Skylar studied the street, wishing Cody would arrive. If the fuzzy television set inside her brain could get a clear picture for just a few minutes, she might be able to think of a decent retort. “Kill myself.”

“That’s not funny, but you already knew that.” Susie pressed her foot against the cigarette butt, picked it up, and put it in the nearby trash can. “If you need someone to talk to—”

“I don’t.”

What was there to talk about? If Cody abandoned her the way her mom and dad had, she was alone, stuck inside a weird life from another century. Her bio family could barely tolerate her living with them, and her mom and dad had traded her away as soon as they found out about Ariana.

Without her parents’ support there would be no acting school, but she wasn’t sure she cared about that anymore. She missed her mom and even Nicholas. She ached to be their little girl again. But the oddest thing of all was that she didn’t miss being onstage. Maybe it was because she’d been booted out of drama for the semester, so she wouldn’t have been onstage or learning parts whether she was there or here. But she didn’t even dream of singing or performing anymore. Something was happening in her. Things that used to matter didn’t now.

The thing she missed most about performing was something she hadn’t even been aware was a part of her. Whenever she had performed onstage, she could feel Mom and Dad in the audience pulling for her to nail every line and hit every note. During those times all of life grew quiet for them and nothing existed but her. Their focused desire toward her felt as if they’d had some sort of supernatural power, like prayer would if God were real.

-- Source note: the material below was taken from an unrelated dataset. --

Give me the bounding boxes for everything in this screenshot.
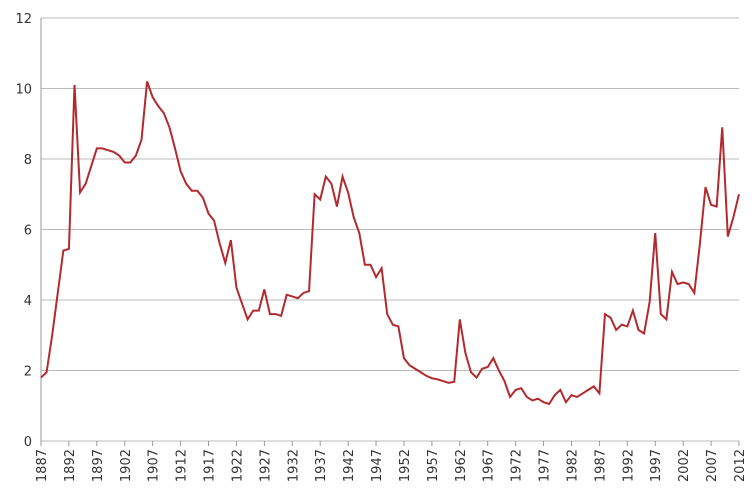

Skylar overlapped the front of her coat and started walking toward the gas station. She had to call Cody again.

“Where are you going?”

“Since you seem to know so much about me, there’s no need to keep my calls to Cody a secret, is there?”

Skylar kept walking. She had herself, the cigarettes she’d bought with her tip money, and four pills.

She rolled her eyes. Life just kept getting better and better.

Maybe Cody would answer the phone this time.